Terrorismo di Stato in Turchia.

Il 10 Ottobre scorso, durante una manifestazione per la pace dai contenuti antigovernativi indetta ad Ankara, capitale turca, sono esplosi due ordigni che hanno provocato una strage. Secondo le diverse fonti i morti sarebbero tra i 95 e i 128, i feriti tra i 165 e i 500 e più, tutti/e attivisti/e di organizzazioni politiche e sindacali di sinistra e filocurde. Tra i morti ci sono almeno due anarchici. Il governo turco ha accusato immediatamente, parole di Erdogan, “chiunque voglia minare l’unità e la pace nel Paese”, mentre il primo ministro Davutoğlu includeva in una lista di possibili sospetti anche una serie di organizzazioni curde e di estrema sinistra . Come accadde a seguito dell’attentato di Suruc, che costò la vita a 33 attivisti/e di area socialista, comunista e anarchica, il governo turco del partito filoislamico e reazionario AKP incolpa i fondamentalisti islamici dell’ ISIS, ne arresta qualche decina e contemporaneamente provvede a bombardare postazioni del partito dei lavoratori curdo PKK, proprio quando quest’ultimo si era impegnato a sospendere qualsiasi ostilità nei confronti dello Stato turco, anche in vista delle elezioni indette per il prossimo 1 Novembre.

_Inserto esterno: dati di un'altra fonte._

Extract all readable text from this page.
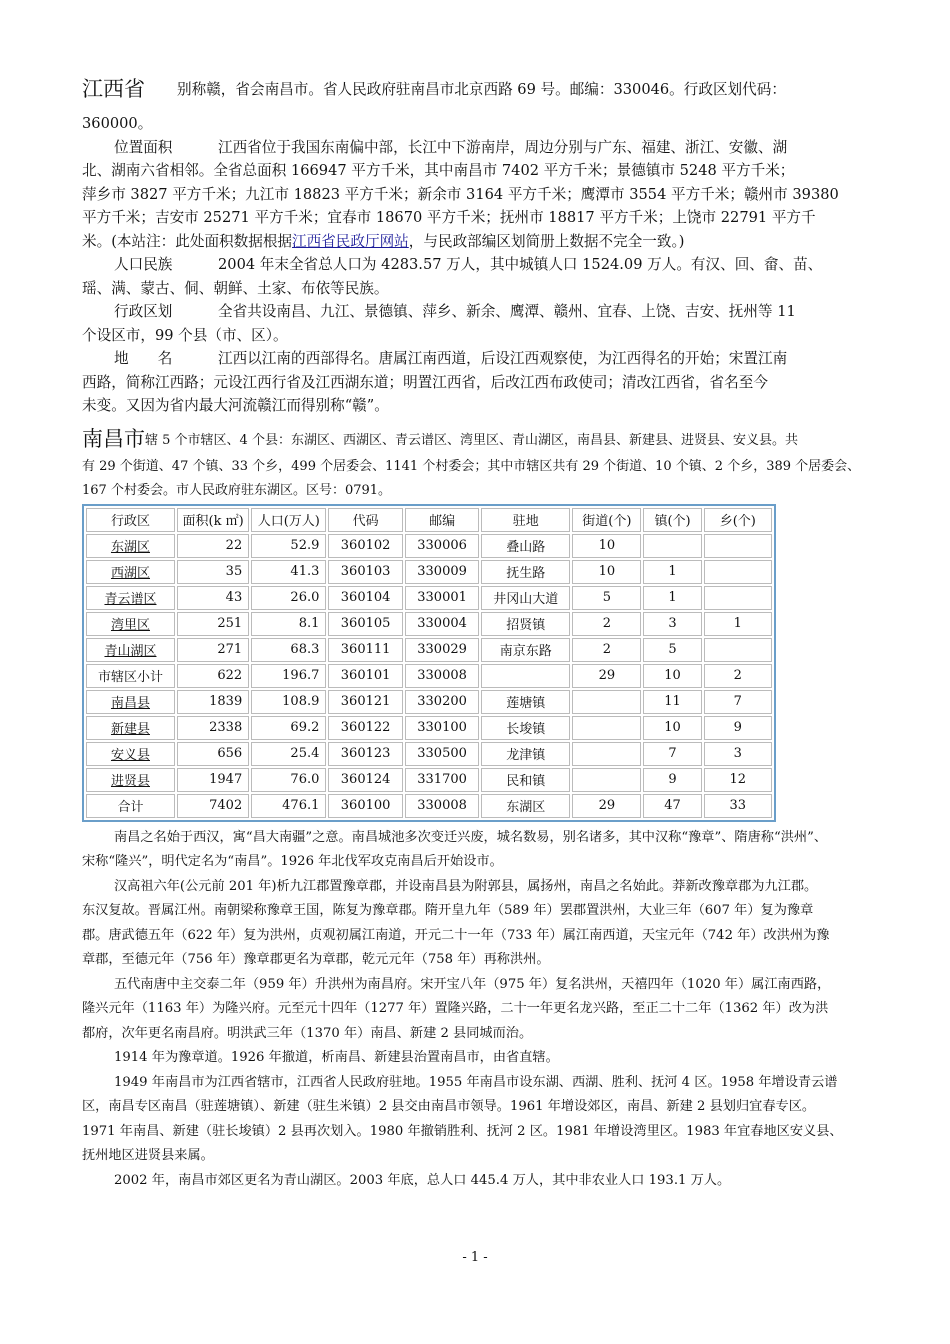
江西省 别称赣，省会南昌市。省人民政府驻南昌市北京西路 69 号。邮编：330046。行政区划代码：

360000。

位置面积	江西省位于我国东南偏中部，长江中下游南岸，周边分别与广东、福建、浙江、安徽、湖

北、湖南六省相邻。全省总面积 166947 平方千米，其中南昌市 7402 平方千米；景德镇市 5248 平方千米；

萍乡市 3827 平方千米；九江市 18823 平方千米；新余市 3164 平方千米；鹰潭市 3554 平方千米；赣州市 39380

平方千米；吉安市 25271 平方千米；宜春市 18670 平方千米；抚州市 18817 平方千米；上饶市 22791 平方千

米。(本站注：此处面积数据根据江西省民政厅网站，与民政部编区划简册上数据不完全一致。)

人口民族	2004 年末全省总人口为 4283.57 万人，其中城镇人口 1524.09 万人。有汉、回、畲、苗、

瑶、满、蒙古、侗、朝鲜、土家、布依等民族。

行政区划	全省共设南昌、九江、景德镇、萍乡、新余、鹰潭、赣州、宜春、上饶、吉安、抚州等 11

个设区市，99 个县（市、区）。

地　　名	江西以江南的西部得名。唐属江南西道，后设江西观察使，为江西得名的开始；宋置江南

西路，简称江西路；元设江西行省及江西湖东道；明置江西省，后改江西布政使司；清改江西省，省名至今

未变。又因为省内最大河流赣江而得别称“赣”。

南昌市 辖 5 个市辖区、4 个县：东湖区、西湖区、青云谱区、湾里区、青山湖区，南昌县、新建县、进贤县、安义县。共

有 29 个街道、47 个镇、33 个乡，499 个居委会、1141 个村委会；其中市辖区共有 29 个街道、10 个镇、2 个乡，389 个居委会、

167 个村委会。市人民政府驻东湖区。区号：0791。

行政区	面积(k ㎡)	人口(万人)	代码	邮编	驻地	街道(个)	镇(个)	乡(个)
东湖区	22	52.9	360102	330006	叠山路	10		
西湖区	35	41.3	360103	330009	抚生路	10	1	
青云谱区	43	26.0	360104	330001	井冈山大道	5	1	
湾里区	251	8.1	360105	330004	招贤镇	2	3	1
青山湖区	271	68.3	360111	330029	南京东路	2	5	
市辖区小计	622	196.7	360101	330008		29	10	2
南昌县	1839	108.9	360121	330200	莲塘镇		11	7
新建县	2338	69.2	360122	330100	长埈镇		10	9
安义县	656	25.4	360123	330500	龙津镇		7	3
进贤县	1947	76.0	360124	331700	民和镇		9	12
合计	7402	476.1	360100	330008	东湖区	29	47	33

南昌之名始于西汉，寓“昌大南疆”之意。南昌城池多次变迁兴废，城名数易，别名诸多，其中汉称“豫章”、隋唐称“洪州”、

宋称“隆兴”，明代定名为“南昌”。1926 年北伐军攻克南昌后开始设市。

汉高祖六年(公元前 201 年)析九江郡置豫章郡，并设南昌县为附郭县，属扬州，南昌之名始此。莽新改豫章郡为九江郡。

东汉复故。晋属江州。南朝梁称豫章王国，陈复为豫章郡。隋开皇九年（589 年）罢郡置洪州，大业三年（607 年）复为豫章

郡。唐武德五年（622 年）复为洪州，贞观初属江南道，开元二十一年（733 年）属江南西道，天宝元年（742 年）改洪州为豫

章郡，至德元年（756 年）豫章郡更名为章郡，乾元元年（758 年）再称洪州。

五代南唐中主交泰二年（959 年）升洪州为南昌府。宋开宝八年（975 年）复名洪州，天禧四年（1020 年）属江南西路，

隆兴元年（1163 年）为隆兴府。元至元十四年（1277 年）置隆兴路，二十一年更名龙兴路，至正二十二年（1362 年）改为洪

都府，次年更名南昌府。明洪武三年（1370 年）南昌、新建 2 县同城而治。

1914 年为豫章道。1926 年撤道，析南昌、新建县治置南昌市，由省直辖。

1949 年南昌市为江西省辖市，江西省人民政府驻地。1955 年南昌市设东湖、西湖、胜利、抚河 4 区。1958 年增设青云谱

区，南昌专区南昌（驻莲塘镇）、新建（驻生米镇）2 县交由南昌市领导。1961 年增设郊区，南昌、新建 2 县划归宜春专区。

1971 年南昌、新建（驻长埈镇）2 县再次划入。1980 年撤销胜利、抚河 2 区。1981 年增设湾里区。1983 年宜春地区安义县、

抚州地区进贤县来属。

2002 年，南昌市郊区更名为青山湖区。2003 年底，总人口 445.4 万人，其中非农业人口 193.1 万人。

- 1 -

La prima domanda che vien spontaneo porsi in questi casi è: cui prodest? Secondo alcuni opinionisti è improbabile che il governo turco sia il responsabile della strage di Ankara, mentre la tesi maggiormente accreditata è che si tratti di un’attentato ad opera dell’ISIS che intende destabilizare la Turchia colpendo al tempo stesso gli acerrimi nemici curdi. Una certezza è comunque l’appoggio (“moderato”, dicono alcuni) offerto finora dal governo turco alle milizie dell’ISIS: queste ultime, sentendosi abbandonate dopo la dichiarazione di guerra contro di esse, seminerebbero ora il terrore in Turchia. Un’altro aspetto, che va sotto la categoria di responsabilità morale, è la continua persecuzione effettuata dal governo di Ankara a danno della popolazione curda e il rifiuto di trattative diplomatiche con le organizzazioni curde che vorrebbero mettere definitivamente la parola fine ad un sanguinoso capitolo di storia che dura ormai da decenni. Anche il fatto che sulla libertà di riportare notizie che riguardano le indagini sull’attentato sia caduta ancora una volta la mannaia della censura di Stato è un segnale che riconferma il modus operandi autoritario e repressivo di Erdogan e del suo governo, deciso a qualsiasi costo a riconfermarsi alle prossime elezioni senza farsi sorpassare dal partito della sinistra moderata filocurda HDP, il cui leader Selahattin Demirtaş ha esplicitamente accusato il governo di essere responsabile della strage di Ankara. Di sicuro chi s’impegna con zelo a massacrare i/le manifestanti/e antigovernativi per le strade e a torturarli nelle prigioni, a  far crepare i lavoratori in miniera, a sbattere in galera i giornalisti e a massacrare civili curdi inermi radendo al suolo i loro villaggi non ha certo tempo da perdere nel garantire la sicurezza interna del Paese prevenendo attentati terroristici.